This talk examines examples of speculative fiction from Poland and India, published after 1989 in Polish and English, respectively. The focal point of this presentation is a comparative reading of representations of what we term (with E. Dawson Varughese) ‘neoliberal gestation’ in the contexts of Poland and India – two semi-peripheral countries that began their neoliberal transformations in the final decade of the twentieth century. By proposing the term ‘neoliberal gestation’, this talk aims to contribute to existing scholarship on the interface of neoliberalism and biopolitics in speculative fiction (e.g., Vint 2021), and explore how scenarios from the ‘neoliberalised’ semi-periphery reframe the techno-biopolitical optimism of 1980s-1990s cyberfeminism within capitalist realities. The selected texts, both of which centre on themes of neoliberal capitalism, technology and pregnancy, and female embodiment, are: “Pierwocina” (2015; trans. First-yield), a Polish-language story by Poland’s leading science fiction author, Jacek Dukaj, and “The Persona Police”, an Indian English-language story from the interlinked short story collection Analog/Virtual and other simulations of your future (2020)* by Lavanya Lakshminarayan. This reading situates these stories within the post-transformation speculative fiction contexts of Poland and India, following the countries’ parallel shifts towards neoliberal free-market capitalism. In both texts, we can argue, these shifts are mediated through a nexus of technology, neoliberal capitalism and ‘gestation’, which figuratively marks the development of the new techno-capitalist reality through the symbolism of human reproduction. Dukaj represents the birth of neoliberal Poland as a prolonged and monstrous pregnancy, while Lakshminarayan problematises the notion of technologised reproduction in the age of hyper-productivity. As 2010s revisions of the initial optimism of Western cyberfeminism, refracted through the lived experience of neoliberalisation, both texts reveal the illiberal and schizophrenic face of neoliberal capitalism in the global semi-periphery. This talk draws on a project developed jointly with E. Dawson Varughese.

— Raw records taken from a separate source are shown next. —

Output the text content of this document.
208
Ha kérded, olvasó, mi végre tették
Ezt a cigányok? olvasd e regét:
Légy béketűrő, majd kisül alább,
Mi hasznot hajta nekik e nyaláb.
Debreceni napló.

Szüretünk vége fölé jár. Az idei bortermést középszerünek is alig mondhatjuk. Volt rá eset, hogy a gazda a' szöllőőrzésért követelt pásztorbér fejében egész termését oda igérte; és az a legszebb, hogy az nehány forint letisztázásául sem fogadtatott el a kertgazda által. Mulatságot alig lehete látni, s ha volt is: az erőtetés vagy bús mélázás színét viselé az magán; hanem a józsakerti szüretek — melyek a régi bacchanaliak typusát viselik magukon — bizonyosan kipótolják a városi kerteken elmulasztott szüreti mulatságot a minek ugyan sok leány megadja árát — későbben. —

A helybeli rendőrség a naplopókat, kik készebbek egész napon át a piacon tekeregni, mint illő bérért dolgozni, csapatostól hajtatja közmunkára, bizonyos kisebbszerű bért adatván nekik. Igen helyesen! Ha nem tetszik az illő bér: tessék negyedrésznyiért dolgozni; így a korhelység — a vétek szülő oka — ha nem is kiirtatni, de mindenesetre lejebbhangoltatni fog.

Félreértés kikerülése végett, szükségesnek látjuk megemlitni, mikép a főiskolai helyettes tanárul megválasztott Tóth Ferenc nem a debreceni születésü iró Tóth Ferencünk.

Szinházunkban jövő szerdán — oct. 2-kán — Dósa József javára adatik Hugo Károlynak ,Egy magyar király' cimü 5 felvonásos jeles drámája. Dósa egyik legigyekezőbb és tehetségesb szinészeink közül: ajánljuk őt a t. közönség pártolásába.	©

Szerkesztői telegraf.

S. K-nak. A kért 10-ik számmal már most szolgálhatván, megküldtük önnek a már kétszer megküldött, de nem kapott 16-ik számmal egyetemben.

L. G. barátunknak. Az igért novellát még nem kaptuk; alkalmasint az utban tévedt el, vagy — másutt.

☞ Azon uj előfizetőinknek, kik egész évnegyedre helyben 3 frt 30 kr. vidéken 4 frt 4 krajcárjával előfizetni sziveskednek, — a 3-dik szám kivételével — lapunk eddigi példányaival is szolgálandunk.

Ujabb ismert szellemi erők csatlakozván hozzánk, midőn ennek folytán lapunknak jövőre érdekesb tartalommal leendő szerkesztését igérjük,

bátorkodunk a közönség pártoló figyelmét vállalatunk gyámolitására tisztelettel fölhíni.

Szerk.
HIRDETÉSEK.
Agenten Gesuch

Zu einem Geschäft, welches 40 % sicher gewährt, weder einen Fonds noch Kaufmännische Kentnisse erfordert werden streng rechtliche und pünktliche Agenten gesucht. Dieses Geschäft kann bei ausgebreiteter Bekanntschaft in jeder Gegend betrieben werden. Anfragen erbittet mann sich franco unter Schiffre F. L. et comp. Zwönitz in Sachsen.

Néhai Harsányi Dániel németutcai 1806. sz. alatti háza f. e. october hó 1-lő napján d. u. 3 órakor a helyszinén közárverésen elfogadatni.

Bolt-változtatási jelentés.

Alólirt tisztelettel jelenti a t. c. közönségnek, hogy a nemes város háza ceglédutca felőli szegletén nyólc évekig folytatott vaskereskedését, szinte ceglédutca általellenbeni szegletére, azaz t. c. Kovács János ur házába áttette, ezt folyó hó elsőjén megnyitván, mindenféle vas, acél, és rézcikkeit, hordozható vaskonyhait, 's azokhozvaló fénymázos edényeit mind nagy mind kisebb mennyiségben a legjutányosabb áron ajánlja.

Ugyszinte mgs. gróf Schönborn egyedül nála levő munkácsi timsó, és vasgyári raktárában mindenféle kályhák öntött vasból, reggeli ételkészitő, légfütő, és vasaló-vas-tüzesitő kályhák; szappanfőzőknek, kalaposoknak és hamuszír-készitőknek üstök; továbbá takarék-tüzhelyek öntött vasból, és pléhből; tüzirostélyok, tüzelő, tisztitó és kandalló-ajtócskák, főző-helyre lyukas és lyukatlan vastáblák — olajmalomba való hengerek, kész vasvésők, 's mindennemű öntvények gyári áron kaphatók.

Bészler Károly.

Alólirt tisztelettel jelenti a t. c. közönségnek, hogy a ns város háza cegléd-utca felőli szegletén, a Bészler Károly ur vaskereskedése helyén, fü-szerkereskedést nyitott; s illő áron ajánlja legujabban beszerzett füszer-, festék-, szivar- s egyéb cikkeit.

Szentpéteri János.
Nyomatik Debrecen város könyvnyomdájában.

*Published in Europe as The Ten Percent Thief (2023) by Solaris
Beniamin Kłaniecki is a Humboldt Fellow at Goethe University Frankfurt, Germany and Assistant Professor at the Faculty of English, Adam Mickiewicz University, Poznań, Poland. His research lies at the intersection of literature, queer studies and masculinity studies, with a primary focus on post-millennial Indian fiction in English. His work has appeared in edited volumes and research journals such as the Journal of Postcolonial Writing, the Journal of Commonwealth Literature, and Critique: Studies in Contemporary Fiction.